Oggi i dati vengono normalmente cifrati sia quando sono archiviati sia durante la trasmissione. Nel momento in cui vengono elaborati, però, spesso rimangono accessibili nella memoria del sistema. Il Confidential Computing supera questa criticità: i Trusted Execution Environment (TEE) isolano le operazioni sensibili direttamente a livello di processore, impedendo a provider Cloud e amministratori di accedere ai dati in uso. Per i settori regolati da GDPR, DORA e NIS2, questo tema sta diventando sempre più rilevante per il business. In questo articolo analizziamo i principali rischi, le architetture in grado di offrire protezione e il modo in cui Spike Reply supporta le aziende nell’implementazione.

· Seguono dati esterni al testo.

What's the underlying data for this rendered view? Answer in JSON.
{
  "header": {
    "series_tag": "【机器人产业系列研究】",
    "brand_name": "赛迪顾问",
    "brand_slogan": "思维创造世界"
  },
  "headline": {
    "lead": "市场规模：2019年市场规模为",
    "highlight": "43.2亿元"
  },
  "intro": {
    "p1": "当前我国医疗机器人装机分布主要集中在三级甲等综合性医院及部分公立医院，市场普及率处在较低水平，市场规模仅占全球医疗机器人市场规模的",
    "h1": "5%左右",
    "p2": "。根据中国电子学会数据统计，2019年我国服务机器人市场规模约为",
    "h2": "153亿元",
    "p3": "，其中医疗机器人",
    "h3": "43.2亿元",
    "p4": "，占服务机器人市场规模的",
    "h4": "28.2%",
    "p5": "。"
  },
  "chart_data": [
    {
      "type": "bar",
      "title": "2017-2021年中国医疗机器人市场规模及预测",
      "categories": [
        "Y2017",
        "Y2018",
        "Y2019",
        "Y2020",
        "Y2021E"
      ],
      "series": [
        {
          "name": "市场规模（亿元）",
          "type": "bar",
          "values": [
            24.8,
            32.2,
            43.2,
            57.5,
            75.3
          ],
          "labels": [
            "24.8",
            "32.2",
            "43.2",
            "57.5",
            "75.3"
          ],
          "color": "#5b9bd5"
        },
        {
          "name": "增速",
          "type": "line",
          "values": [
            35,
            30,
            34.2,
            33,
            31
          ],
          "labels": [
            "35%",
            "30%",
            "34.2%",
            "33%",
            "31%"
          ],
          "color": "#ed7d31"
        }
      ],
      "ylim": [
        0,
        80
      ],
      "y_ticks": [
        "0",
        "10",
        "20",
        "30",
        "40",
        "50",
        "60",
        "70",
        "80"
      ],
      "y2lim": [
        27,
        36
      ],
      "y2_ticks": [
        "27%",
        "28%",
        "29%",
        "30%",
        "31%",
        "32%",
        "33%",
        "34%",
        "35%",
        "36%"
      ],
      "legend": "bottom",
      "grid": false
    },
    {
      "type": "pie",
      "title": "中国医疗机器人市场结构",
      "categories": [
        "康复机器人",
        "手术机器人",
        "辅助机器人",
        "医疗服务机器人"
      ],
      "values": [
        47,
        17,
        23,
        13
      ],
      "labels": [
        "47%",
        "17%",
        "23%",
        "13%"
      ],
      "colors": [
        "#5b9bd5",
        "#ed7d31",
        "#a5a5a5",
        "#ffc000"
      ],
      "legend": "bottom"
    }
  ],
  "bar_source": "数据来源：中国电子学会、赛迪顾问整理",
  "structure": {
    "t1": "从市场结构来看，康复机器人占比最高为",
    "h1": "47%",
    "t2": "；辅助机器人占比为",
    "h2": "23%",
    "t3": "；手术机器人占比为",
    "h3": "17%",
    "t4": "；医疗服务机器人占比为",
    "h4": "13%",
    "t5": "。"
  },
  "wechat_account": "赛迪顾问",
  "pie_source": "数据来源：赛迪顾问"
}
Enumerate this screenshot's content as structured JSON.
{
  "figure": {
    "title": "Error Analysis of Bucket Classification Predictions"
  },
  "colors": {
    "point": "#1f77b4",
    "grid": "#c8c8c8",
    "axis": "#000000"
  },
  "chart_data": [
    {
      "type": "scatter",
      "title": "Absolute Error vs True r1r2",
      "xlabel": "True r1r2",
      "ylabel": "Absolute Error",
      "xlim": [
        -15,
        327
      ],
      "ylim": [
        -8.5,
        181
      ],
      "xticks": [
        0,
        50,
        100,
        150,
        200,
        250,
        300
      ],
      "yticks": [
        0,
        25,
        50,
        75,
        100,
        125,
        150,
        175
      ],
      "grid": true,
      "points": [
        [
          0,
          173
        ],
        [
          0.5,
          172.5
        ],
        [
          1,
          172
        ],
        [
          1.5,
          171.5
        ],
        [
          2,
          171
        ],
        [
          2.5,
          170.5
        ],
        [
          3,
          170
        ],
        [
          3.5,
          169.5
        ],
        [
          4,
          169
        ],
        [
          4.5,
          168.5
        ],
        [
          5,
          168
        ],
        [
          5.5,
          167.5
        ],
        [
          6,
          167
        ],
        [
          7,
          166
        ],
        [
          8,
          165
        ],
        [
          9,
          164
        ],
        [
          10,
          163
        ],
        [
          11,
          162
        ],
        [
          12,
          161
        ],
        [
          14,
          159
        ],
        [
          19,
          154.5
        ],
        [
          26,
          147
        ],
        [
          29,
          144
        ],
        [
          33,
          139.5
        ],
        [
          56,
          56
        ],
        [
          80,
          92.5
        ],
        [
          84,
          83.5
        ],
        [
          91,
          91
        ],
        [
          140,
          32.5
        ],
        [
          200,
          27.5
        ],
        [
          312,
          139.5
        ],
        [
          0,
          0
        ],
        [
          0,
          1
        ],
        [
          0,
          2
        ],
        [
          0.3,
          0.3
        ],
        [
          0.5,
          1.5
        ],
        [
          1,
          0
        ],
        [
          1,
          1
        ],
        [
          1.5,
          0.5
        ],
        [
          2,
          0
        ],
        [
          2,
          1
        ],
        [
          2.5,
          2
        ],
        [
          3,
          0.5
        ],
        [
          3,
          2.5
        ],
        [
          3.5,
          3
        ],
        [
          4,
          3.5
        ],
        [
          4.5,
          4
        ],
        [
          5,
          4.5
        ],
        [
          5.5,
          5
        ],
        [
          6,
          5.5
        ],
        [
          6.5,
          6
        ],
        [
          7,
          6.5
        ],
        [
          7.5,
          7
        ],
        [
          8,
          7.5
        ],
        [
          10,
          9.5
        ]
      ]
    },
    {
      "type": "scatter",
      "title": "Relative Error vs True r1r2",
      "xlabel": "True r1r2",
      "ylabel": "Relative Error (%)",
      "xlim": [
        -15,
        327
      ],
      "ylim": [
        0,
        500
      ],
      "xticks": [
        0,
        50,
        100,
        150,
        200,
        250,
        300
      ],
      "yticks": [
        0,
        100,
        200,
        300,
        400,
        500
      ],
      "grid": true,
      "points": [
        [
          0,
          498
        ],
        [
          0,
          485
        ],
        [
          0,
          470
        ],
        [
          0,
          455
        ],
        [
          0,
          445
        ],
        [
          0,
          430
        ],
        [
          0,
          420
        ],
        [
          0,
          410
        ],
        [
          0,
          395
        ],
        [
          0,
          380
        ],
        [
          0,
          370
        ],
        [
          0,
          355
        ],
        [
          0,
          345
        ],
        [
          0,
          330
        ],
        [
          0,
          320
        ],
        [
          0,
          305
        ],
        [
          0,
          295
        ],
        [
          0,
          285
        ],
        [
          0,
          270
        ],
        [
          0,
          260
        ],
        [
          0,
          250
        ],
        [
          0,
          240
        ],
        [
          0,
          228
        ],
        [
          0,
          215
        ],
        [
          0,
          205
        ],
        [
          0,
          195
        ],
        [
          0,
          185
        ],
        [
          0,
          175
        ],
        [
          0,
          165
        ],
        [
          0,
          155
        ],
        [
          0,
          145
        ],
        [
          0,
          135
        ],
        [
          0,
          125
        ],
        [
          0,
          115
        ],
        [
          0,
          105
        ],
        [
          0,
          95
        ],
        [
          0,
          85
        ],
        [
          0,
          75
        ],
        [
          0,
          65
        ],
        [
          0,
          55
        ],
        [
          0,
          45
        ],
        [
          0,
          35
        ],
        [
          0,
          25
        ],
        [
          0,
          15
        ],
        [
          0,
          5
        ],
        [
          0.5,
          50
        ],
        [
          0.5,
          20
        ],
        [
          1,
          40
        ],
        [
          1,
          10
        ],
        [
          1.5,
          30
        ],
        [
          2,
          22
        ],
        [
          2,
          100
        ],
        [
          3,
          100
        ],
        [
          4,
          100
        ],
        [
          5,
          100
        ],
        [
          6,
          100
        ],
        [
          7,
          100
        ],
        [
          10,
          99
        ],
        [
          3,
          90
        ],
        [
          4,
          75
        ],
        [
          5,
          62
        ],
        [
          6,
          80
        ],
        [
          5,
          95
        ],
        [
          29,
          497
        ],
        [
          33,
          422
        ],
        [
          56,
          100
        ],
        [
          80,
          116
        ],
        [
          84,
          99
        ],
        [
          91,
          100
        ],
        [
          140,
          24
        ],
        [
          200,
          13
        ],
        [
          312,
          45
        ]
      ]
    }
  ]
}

Perché la crittografia tradizionale non è più sufficiente?

Le aziende cifrano i dati quando sono archiviati e durante la trasmissione. Ma nel momento in cui vengono effettivamente elaborati, i dati sono presenti in chiaro nella memoria principale del sistema e possono risultare accessibili al sistema operativo, al provider Cloud o agli amministratori dell’infrastruttura. È proprio questa la vulnerabilità strutturale delle architetture IT moderne: i modelli tradizionali di crittografia non proteggono la fase di elaborazione.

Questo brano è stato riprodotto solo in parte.